When I listen to the PM and Chancellor I want to remind them they are trying to steer or improve a £2600 million economy. All we hear from them as they seek to find an alleged £22 bn is items involving £1 bn or £2 bn. These are scarcely rounding errors in the national accounts. If they want to make a difference they need to be moving and finding tens of billions as £26 bn is just 1% of the total.
The big idea to get faster growth bears a resemblance to the previous governments policy, with the injection of a faster pace and less realism. It is to generate green jobs through decarbonising energy in a hurry. This entails writing off much of our fossil fuel driven economy before it is worn out, making net growth difficult to achieve. The £3 bn a year of state investment through the National Wealth Fund and Great British Energy is tiny in relation to the total investment of well over £200 bn it would take to decarbonise electricity generation and to replace the nuclear power stations about to close through old age. It is not a lot more than the previous government was spending through U.K. Infrastructure Bank and the British Business Bank. It is an expensive new pair of letterheads and brass plates and more management overheads.
They invented a £22 bn black hole as a political slogan to seek to bury a Conservative Party that had been badly wounded by a disastrous election defeat. They do not deny that £11 bn of it is their very own inflation busting no productivity gains awards to public sector employees. They do not set out how many underspends or over provisions they also inherited. Without the detail why should we believe them?
There is a rule emerging. Every spending cut or tax rise they want to make can disappear as it hits reality. Taking fuel payments away from most pensioners is meant to save a modest £1,3 bn. Now they are energetically trying to get more pensioners signed up for Pensioner Credit. If 400,000 do so there is not net saving from the change.
They told us they could get £1 bn more from taxing Non Dom’s more. As the rich head for the exit it is quite likely there will be no net Non Dom gains. Meanwhile a lot of money that would otherwise fund businesses, employ people and lead to shop and VAT revenues will have gone elsewhere. There could be an overall loss.

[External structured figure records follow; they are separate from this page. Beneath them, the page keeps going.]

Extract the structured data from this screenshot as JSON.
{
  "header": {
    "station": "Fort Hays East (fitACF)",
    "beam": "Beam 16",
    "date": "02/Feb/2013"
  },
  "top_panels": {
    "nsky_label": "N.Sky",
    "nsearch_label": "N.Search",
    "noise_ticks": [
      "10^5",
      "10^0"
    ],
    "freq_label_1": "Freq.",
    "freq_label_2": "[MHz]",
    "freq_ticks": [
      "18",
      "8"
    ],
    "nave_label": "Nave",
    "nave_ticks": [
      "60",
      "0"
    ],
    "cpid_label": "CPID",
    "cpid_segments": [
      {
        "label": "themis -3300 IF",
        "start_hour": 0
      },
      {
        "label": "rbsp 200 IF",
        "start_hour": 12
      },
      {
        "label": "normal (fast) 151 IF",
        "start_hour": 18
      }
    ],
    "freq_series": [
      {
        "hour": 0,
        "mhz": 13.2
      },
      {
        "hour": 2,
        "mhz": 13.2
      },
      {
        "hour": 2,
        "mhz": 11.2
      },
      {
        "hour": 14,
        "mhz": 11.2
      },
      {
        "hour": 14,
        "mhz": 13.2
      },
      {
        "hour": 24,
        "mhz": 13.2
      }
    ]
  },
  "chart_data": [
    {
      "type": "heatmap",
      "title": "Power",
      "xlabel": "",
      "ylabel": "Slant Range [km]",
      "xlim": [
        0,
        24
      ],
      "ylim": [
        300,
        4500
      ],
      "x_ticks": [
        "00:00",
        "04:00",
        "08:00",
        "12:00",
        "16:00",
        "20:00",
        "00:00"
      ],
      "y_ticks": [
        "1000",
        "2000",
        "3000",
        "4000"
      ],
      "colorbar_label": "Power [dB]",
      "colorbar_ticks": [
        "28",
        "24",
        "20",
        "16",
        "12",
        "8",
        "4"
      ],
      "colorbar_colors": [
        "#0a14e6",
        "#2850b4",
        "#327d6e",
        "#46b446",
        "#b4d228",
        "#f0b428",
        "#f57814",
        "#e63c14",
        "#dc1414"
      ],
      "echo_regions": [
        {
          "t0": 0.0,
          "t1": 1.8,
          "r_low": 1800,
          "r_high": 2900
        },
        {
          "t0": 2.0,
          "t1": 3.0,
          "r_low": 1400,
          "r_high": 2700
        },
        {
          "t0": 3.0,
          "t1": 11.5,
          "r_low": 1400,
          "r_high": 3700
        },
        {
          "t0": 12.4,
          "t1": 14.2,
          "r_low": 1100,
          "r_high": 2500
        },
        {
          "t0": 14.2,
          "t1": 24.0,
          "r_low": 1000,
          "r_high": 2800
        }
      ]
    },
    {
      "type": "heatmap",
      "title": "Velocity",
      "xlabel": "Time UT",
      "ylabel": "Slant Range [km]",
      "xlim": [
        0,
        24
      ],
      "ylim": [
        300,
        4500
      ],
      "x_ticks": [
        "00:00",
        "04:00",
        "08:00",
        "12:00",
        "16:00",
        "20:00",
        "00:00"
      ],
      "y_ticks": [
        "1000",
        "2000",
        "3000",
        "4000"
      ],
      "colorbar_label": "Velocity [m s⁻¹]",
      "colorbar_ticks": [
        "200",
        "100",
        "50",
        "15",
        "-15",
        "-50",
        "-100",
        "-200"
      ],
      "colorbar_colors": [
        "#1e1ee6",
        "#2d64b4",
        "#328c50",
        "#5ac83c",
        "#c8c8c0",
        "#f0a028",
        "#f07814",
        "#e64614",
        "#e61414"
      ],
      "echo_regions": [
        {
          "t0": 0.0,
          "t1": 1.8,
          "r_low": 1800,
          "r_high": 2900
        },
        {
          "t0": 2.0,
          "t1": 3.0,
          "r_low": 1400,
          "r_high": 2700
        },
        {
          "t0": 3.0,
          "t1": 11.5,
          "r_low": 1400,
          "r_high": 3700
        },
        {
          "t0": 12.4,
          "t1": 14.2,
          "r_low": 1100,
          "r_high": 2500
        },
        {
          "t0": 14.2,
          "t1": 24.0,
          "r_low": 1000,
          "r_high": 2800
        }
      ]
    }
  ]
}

They look to VAT on school fees to bring in another £1,4 bn. They now face a court case claiming VAT on school fees violates the very Hunan Rights laws Labour normally reveres. They could lose the case. Meanwhile they need to offset against the extra tax the costs of more pupils taking state school places when their parents can’t afford the fees. Those parents who do dig deeper to pay may then not be paying so much VAT on other things they would have bought if the school fees cost them less. The schools will of course be able to reclaim the VAT they pay on inputs which also reduces the gains by a Treasury estimated one quarter.
The extra oil and gas windfall tax helps kill off extra investment and production from the North Sea. Aiming to raise maybe an extra £500 million it is along with the end of new licences likely to mean a fall in revenue. At a combined tax rate of 78% who is going to want to take the risks of anything new?